Research in this field and the development of new technologies designed to increase relationships and interaction amongst internauts has hardly got off the ground yet. We have got as far as the Web, a basic platform for communication. But this is not the beginning, nor the end of the Information Society. Despite the differences, I think we are going through a period similar to that of the last third of the XVIII century. During that time, the successive inventions of people like John Kay, Richard Arkwright, James Hargreaves and Samuel Compton modified the traditional weaving machine, invented the “Spinning Jenny” and made it possible for workers to go from handling one spindle to handling a thousand at the same time. In addition, the source of energy for the weaving machines was transferred from the workers’ feet to water power. This was a crucial change. From weaving at home, it now became necessary to go to another building where hydraulic energy could be applied (an Italian invention, by the way). And that is how the factory system began, the birth of the Industrial Revolution which changed the course of the world’s history. But it was not an easy change. In 1780 there were just 20 of these “water machines”. 10 years later, there were only 150 in use.
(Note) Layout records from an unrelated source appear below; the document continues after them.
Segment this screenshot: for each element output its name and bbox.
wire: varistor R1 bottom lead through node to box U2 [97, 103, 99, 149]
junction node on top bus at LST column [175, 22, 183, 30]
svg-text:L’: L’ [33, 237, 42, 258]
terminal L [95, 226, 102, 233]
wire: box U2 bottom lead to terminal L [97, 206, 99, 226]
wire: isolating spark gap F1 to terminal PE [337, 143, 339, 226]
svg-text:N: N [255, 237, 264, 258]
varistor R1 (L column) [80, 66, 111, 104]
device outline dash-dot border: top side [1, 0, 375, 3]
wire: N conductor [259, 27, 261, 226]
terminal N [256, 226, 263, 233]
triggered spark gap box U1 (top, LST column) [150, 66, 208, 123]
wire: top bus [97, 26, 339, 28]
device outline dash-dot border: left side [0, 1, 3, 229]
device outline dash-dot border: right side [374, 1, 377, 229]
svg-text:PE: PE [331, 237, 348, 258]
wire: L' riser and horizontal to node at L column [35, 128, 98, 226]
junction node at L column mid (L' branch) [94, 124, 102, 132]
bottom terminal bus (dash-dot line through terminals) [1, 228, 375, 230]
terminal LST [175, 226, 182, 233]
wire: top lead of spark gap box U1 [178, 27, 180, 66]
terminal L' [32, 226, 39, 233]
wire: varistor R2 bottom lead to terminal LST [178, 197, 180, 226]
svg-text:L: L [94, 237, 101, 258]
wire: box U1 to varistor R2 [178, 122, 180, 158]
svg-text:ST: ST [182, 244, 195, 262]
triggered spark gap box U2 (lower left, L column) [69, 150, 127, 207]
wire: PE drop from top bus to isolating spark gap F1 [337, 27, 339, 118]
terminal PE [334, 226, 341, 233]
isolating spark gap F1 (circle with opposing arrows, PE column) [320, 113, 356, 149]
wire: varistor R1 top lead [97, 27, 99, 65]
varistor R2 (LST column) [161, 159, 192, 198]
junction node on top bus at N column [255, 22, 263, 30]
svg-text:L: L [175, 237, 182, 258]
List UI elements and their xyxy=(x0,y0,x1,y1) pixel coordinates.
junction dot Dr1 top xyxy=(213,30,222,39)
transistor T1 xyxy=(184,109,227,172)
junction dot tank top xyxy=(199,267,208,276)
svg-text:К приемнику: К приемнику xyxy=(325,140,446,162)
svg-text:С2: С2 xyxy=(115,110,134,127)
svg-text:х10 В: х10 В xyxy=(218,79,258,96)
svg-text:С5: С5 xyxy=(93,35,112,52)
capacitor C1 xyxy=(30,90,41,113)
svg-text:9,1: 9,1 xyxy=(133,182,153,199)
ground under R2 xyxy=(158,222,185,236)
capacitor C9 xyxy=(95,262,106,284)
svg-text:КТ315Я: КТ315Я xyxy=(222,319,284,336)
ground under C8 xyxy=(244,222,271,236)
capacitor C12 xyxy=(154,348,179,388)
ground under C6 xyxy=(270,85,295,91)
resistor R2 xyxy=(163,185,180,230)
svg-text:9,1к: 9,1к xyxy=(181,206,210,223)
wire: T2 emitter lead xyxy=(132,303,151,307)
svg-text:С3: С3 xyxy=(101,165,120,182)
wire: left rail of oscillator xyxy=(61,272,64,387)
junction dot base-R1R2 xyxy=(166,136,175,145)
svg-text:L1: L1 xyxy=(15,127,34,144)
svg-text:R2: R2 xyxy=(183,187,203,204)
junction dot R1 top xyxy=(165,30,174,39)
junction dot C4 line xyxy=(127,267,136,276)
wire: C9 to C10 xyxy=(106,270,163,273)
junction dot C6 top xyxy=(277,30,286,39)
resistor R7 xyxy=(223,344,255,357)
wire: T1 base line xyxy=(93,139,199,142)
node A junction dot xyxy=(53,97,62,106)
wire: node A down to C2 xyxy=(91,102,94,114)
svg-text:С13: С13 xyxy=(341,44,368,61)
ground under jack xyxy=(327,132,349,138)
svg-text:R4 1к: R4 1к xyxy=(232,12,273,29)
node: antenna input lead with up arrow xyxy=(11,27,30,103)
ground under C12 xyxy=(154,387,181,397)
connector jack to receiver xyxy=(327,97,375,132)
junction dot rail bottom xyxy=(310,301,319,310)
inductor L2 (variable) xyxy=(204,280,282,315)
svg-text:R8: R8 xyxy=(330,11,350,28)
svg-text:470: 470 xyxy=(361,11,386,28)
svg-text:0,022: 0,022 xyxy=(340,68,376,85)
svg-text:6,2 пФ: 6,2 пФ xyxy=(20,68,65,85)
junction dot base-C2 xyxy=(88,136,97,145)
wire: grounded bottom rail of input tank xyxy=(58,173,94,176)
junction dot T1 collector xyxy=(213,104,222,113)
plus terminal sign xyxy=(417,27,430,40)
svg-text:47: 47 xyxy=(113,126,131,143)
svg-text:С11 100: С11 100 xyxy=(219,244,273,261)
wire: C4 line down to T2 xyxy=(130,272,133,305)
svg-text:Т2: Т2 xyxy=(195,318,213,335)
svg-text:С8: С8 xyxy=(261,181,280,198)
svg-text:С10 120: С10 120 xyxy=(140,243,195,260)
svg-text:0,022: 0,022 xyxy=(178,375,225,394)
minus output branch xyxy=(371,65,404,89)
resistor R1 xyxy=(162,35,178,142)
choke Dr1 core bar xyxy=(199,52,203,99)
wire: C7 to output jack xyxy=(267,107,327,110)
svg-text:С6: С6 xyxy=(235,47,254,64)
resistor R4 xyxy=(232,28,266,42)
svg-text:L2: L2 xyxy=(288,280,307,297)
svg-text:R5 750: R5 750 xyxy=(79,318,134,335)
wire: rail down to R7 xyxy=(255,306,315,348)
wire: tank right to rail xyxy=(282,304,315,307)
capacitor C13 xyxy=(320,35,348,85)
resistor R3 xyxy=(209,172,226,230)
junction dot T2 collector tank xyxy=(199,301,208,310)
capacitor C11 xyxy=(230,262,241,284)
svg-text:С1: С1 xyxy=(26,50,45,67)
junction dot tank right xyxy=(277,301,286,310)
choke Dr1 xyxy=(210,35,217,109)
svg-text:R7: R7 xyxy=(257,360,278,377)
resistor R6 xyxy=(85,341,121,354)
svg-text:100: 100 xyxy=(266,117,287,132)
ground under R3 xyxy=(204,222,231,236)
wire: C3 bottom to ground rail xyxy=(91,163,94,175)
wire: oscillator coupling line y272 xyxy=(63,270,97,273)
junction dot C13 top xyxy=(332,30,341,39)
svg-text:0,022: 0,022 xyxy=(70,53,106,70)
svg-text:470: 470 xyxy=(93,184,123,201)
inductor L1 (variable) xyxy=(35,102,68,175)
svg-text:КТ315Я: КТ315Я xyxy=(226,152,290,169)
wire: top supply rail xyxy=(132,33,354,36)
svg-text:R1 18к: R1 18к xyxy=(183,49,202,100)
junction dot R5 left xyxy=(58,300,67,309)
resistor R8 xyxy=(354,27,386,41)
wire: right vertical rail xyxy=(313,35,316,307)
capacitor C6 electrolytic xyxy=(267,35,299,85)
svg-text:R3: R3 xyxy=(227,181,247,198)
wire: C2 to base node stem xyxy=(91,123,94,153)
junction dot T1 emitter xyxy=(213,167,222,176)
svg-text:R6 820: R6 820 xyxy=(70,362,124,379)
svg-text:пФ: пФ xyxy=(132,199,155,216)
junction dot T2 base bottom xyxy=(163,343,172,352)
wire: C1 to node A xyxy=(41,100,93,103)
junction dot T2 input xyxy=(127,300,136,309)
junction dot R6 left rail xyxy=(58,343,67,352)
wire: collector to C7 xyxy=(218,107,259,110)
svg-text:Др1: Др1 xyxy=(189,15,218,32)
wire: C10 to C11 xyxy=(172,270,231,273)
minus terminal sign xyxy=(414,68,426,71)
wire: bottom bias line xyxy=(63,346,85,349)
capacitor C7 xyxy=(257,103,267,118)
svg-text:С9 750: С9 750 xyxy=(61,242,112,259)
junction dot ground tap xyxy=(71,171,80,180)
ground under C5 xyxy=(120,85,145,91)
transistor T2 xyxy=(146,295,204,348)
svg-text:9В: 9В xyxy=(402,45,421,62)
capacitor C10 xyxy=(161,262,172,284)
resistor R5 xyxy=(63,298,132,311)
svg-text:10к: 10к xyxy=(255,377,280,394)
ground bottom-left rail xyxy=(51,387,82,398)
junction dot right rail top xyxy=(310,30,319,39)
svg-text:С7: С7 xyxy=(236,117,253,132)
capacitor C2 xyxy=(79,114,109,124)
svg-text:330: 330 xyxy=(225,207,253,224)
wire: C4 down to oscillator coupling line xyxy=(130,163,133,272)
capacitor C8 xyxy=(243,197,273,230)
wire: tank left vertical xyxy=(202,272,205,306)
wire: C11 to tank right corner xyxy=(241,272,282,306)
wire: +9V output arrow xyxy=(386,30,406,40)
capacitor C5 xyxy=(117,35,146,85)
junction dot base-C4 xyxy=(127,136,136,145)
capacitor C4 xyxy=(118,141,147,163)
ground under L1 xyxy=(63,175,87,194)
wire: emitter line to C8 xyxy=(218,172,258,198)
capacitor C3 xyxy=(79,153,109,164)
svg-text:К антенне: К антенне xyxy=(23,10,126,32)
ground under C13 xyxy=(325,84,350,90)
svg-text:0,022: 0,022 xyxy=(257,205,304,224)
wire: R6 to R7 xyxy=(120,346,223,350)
Slow progress, even in those times. That was what Richard Arkwright thought anyway. A transcription of his problems then sounds highly topical now despite the fact that it was written in the 1770s. “The difficulties which Arkwright encountered in organising his factory system were much greater than is commonly imagined. In the first place he had to train his work-people to a precision in assiduity altogether unheard of before, against which their listless and restless habits rose in continuous rebellion; in the second place he had to form a body of accurate mechanics very different from the rude hands which then satisfied the manufacturer; in the third he had to find a market for his yarns…..So as late as 1779, ten years after the date of his first patent, his enterprise was regarded by many as a doubtful novelty.” (Ure: “History of the Cotton Manufacture”, 1836, quoted by L.C.A. Knowles in “Industrial and Commercial Revolutions in Great Britain during the Nineteenth Century”, 1921).

When the textile industry became an explosive phenomenon in the following century, many supposed that those inventions were the beginning of the end of the industrial era. They couldn’t see that engineering and science were preparing a whole arsenal of new artefacts and discoveries of profound importance to accompany the enormous changes that the factory system was already causing. Agricultural society was swallowed up by new cities, new technology of all kinds, new knowledge and educational systems, communications systems, markets, wars, conquests, cultures and visions that made up the Industrial Revolution.

Today we have a new Jenny on our hands: the tangled weaving machine of the Internet. It seems, from what we hear, read and see, that it is the beginning and the end of the Information Society. However, it is just one of the first technological advances, and quite a basic one at that, of those which will be developed to deal with and publish information and knowledge. Over the next few years, we will see the rise of much more revolutionary ways of bringing human groups with specific interests together on a virtual level, the creation of powerful new conceptual technologies capable of arbitrating new ways of producing information, discovering new information producers and of transmitting their informational products via media whose “intelligence” will be based on overcoming the dichotomy between information “emitters and receivers” as we understand them today. And, just as was the case with Richard Arkwright, we will have to find the appropriate training for those who will be in charge of making these technologies work.